Abstract

Introduction: Thalamic infarcts are rarely seen clinical situations. The most important causes are small vessel diseases and lacunar infarctions, arterio-arterial embolisms due to large artery diseases, emboli originating from the heart, and migrainous strokes. Patients might be misdiagnosed because of presenting similar symptoms that are detected in psychiatric disorders; this may lead to a delay in proper treatment. . Case Report: A 73-year-old female patient presented to the emergency service with dizziness, somnolence, and unwillingness to talk and was initially diagnosed with conversion disorder, consulting with the psychiatry unit. In the neurological examination, limited cooperation, bilateral pupillary expansion, and vertical gaze palsy were observed.
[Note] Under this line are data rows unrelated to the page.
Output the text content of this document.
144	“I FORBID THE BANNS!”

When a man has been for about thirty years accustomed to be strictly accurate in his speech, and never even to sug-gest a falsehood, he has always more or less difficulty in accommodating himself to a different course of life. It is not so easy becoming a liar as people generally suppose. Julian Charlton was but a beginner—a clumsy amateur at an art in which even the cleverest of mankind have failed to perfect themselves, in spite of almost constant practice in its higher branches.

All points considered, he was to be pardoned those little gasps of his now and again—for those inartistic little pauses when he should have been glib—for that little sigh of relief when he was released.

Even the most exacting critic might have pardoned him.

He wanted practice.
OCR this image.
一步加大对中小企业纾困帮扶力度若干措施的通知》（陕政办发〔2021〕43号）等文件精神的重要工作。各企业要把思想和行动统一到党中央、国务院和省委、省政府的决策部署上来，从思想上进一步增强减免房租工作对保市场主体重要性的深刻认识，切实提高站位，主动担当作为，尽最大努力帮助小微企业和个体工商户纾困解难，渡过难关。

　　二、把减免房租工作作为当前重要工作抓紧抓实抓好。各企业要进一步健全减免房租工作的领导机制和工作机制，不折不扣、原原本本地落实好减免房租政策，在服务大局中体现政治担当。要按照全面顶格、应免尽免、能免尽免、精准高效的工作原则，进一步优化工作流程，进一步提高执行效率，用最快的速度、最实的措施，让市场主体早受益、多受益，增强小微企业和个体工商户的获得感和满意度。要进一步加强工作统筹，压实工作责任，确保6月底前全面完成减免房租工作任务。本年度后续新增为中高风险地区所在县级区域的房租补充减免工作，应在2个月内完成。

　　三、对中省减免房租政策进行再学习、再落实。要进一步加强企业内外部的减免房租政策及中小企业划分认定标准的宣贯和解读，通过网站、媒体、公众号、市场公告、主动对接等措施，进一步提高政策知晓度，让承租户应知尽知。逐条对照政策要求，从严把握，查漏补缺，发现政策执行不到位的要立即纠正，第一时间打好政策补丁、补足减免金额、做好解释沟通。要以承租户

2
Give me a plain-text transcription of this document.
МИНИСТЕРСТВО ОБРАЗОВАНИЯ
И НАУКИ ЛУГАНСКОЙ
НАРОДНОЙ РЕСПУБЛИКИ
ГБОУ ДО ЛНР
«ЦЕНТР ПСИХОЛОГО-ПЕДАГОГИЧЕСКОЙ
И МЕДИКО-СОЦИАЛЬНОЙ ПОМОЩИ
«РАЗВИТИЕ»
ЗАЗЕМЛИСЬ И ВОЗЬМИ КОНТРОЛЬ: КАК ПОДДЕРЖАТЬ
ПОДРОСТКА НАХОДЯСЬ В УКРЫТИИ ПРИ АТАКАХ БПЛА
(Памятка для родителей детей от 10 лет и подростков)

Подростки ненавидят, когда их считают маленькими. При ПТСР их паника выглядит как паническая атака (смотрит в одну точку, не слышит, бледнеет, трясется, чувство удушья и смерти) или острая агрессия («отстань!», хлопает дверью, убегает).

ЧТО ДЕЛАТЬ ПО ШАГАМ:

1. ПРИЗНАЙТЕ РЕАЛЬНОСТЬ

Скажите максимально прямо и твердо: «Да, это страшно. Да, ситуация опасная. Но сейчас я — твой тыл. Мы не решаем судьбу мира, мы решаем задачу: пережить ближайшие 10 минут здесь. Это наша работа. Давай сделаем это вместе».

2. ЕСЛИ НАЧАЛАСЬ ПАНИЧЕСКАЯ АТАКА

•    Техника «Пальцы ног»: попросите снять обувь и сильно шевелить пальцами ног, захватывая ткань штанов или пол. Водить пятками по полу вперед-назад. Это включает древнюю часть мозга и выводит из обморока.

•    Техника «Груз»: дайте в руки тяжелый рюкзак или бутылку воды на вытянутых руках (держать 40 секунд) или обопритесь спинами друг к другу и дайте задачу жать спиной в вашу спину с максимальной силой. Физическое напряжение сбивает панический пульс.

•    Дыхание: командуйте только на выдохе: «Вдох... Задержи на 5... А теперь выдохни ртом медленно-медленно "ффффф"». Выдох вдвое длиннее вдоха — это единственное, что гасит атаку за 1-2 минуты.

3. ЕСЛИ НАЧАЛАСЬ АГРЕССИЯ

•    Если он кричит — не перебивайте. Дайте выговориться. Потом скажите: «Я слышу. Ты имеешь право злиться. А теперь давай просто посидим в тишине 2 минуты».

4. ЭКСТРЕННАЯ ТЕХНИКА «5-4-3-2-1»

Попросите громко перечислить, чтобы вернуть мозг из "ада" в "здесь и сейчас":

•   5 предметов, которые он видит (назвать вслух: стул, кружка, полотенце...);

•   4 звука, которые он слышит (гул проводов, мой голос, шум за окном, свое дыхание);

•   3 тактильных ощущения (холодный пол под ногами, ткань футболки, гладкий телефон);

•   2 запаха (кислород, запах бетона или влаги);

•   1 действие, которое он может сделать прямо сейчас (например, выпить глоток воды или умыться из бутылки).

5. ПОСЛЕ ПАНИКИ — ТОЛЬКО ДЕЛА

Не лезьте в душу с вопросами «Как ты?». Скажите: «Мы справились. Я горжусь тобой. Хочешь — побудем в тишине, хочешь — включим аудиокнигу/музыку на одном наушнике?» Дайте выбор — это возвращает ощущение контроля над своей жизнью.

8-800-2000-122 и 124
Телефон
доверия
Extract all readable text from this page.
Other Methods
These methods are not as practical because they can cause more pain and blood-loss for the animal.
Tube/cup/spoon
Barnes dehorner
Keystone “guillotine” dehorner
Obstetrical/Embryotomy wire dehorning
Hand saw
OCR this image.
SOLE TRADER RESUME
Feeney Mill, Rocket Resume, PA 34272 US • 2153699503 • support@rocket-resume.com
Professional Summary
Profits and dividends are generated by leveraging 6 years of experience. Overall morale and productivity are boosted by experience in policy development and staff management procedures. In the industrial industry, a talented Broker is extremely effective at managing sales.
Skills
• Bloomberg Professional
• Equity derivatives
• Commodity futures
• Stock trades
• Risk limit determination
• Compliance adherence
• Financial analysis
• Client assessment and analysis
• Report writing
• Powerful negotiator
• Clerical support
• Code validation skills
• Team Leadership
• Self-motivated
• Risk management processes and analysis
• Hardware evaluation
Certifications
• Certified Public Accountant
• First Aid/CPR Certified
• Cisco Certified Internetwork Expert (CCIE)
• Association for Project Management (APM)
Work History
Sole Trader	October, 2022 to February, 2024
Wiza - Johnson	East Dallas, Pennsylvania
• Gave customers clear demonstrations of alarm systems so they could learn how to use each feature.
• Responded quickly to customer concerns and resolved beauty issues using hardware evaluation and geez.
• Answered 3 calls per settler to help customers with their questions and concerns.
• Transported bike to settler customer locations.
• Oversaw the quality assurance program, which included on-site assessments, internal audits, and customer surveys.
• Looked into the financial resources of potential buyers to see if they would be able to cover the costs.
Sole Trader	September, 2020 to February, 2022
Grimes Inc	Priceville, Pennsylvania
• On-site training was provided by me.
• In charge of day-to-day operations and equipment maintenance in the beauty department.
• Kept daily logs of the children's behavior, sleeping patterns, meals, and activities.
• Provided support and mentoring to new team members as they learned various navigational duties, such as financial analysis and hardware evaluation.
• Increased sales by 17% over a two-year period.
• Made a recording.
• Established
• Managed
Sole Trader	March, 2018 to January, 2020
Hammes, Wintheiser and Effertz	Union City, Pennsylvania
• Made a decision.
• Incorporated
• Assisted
In brain magnetic resonance imaging (MRI), a lesion flashing in the diffusion sequences with glowing ADC sequences and acute ischemic lesions compatible with bilateral paramedian thalamic vessel territory were detected; antiplatelet and low-molecular-weight heparin therapy was started. During follow-up, short-term and distant long-term memory problems emerged. At the end of the 1-month followup, gaze paresis and sleepiness partially improved. However, the memory problems and slowness of the overall behaviors did not change prominently. Conclusion: In cases with bilateral paramedian thalamic artery obstruction, persistent amnesia; perseveration; deficits in naming, speech intensity, and fluency; attention; slowness of the overall behaviors; somnolence; emotional changes; decreased motivation; and memory problems are common clinical features. Symptoms may completely improve in a minority of patients.